A market for users, built by users
Zocalo is an aggressively priced data-storage service tied to Amazon's S3 platform, which is part of a suite of cloud computing products that exist under the umbrella we know as Amazon Web Services, or AWS. A tie-in with the company's WorkSpaces product -- think of it as a PC, with the desktop and services located in the cloud -- encourages greater use of Amazon's cloud platform.
How could that be good for Box and Dropbox, especially given Box's response to the product? I'll grant the benefits are indirect, but I also think it's fair to say that every improvement in cloud infrastructure boosts the entire market for cloud services, including commodity services such as data storage.
Look at the numbers. According to its most recent SEC disclosures, Box's revenue more than doubled in fiscal 2013. Dropbox was tracking for near 80% revenue growth last year. Why so fast? Companies and users no longer object to the idea of storing huge volumes of data in the cloud, which means spending that might have gone to bigger servers and storage arrays in years past are now going to the likes of AWS, Box, and Dropbox.
And to big platforms.

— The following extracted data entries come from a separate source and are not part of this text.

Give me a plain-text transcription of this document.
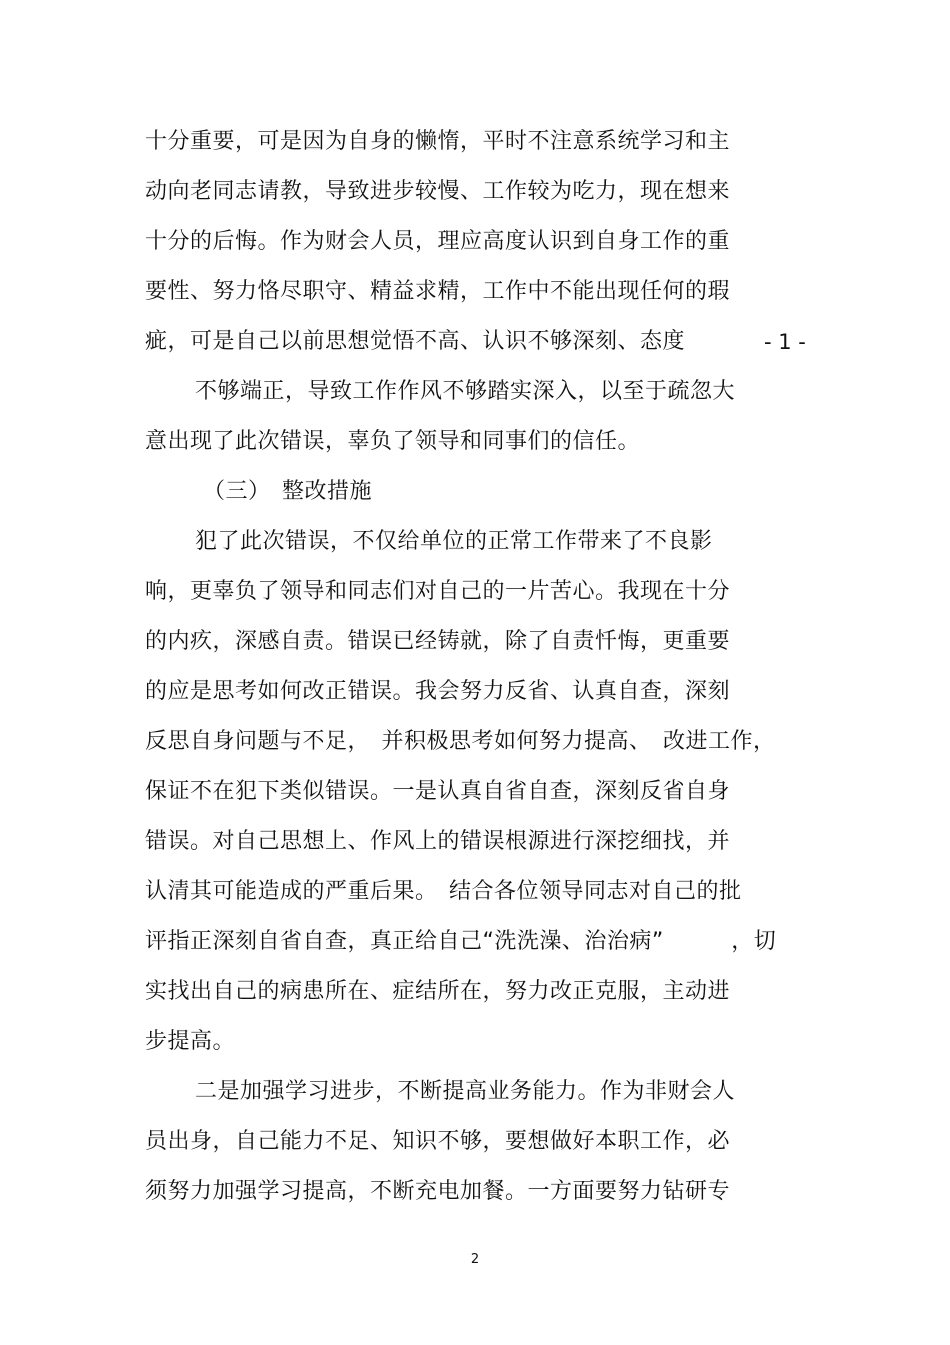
十分重要，可是因为自身的懒惰，平时不注意系统学习和主
动向老同志请教，导致进步较慢、工作较为吃力，现在想来
十分的后悔。作为财会人员，理应高度认识到自身工作的重
要性、努力恪尽职守、精益求精，工作中不能出现任何的瑕
疵，可是自己以前思想觉悟不高、认识不够深刻、态度	- 1 -
不够端正，导致工作作风不够踏实深入，以至于疏忽大
意出现了此次错误，辜负了领导和同事们的信任。
（三）　整改措施
犯了此次错误，不仅给单位的正常工作带来了不良影
响，更辜负了领导和同志们对自己的一片苦心。我现在十分
的内疚，深感自责。错误已经铸就，除了自责忏悔，更重要
的应是思考如何改正错误。我会努力反省、认真自查，深刻
反思自身问题与不足，　并积极思考如何努力提高、　改进工作，
保证不在犯下类似错误。一是认真自省自查，深刻反省自身
错误。对自己思想上、作风上的错误根源进行深挖细找，并
认清其可能造成的严重后果。　结合各位领导同志对自己的批
评指正深刻自省自查，真正给自己“洗洗澡、治治病”　　　，切
实找出自己的病患所在、症结所在，努力改正克服，主动进
步提高。
二是加强学习进步，不断提高业务能力。作为非财会人
员出身，自己能力不足、知识不够，要想做好本职工作，必
须努力加强学习提高，不断充电加餐。一方面要努力钻研专
2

Google (NASDAQ: GOOGL ) (NASDAQ: GOOG ) says it serves 5 million businesses and over 50 million users via Google Business Apps, which comes with at least 30GB of storage space. An upgraded version includes unlimited storage for $10 per user per month, and includes apps for creating documents, presentations, spreadsheets, and the like. Microsoft (NASDAQ: MSFT ) , for its part, offers Office 365 subscribers 1TB of storage and 15TB to those that use its OneDrive storage cloud.
The value of a data dump
To me, it's these and other offerings like them that explain why Gartner is seeing lower spending on external controller-based storage. There's simply not as much need for on-premises systems in the era of cloud storage. Yet that's also half the story. AWS, Box, and Dropbox aren't just picking at the leftovers of a dying market. To the contrary; data storage needs are expanding geometrically.
Researcher Statista estimates that global computing service revenue related to storage will nearly double between now and 2016. According to one IBM estimate, users and machines combined to create some 2.5 billion gigabytes data every day in 2012. Imagine how much greater the total must be today, and then consider Gartner's findings. We're awash in data, and most of it is flowing through the great digital river we call the Internet.
That's an opportunity for every company that makes it easy to store and retrieve data in the cloud. Box and Dropbox -- with their big client lists, history of growth, and impressive backing -- do the job better than most. I suspect their IPOs, when they finally arrive, will reflect this truism.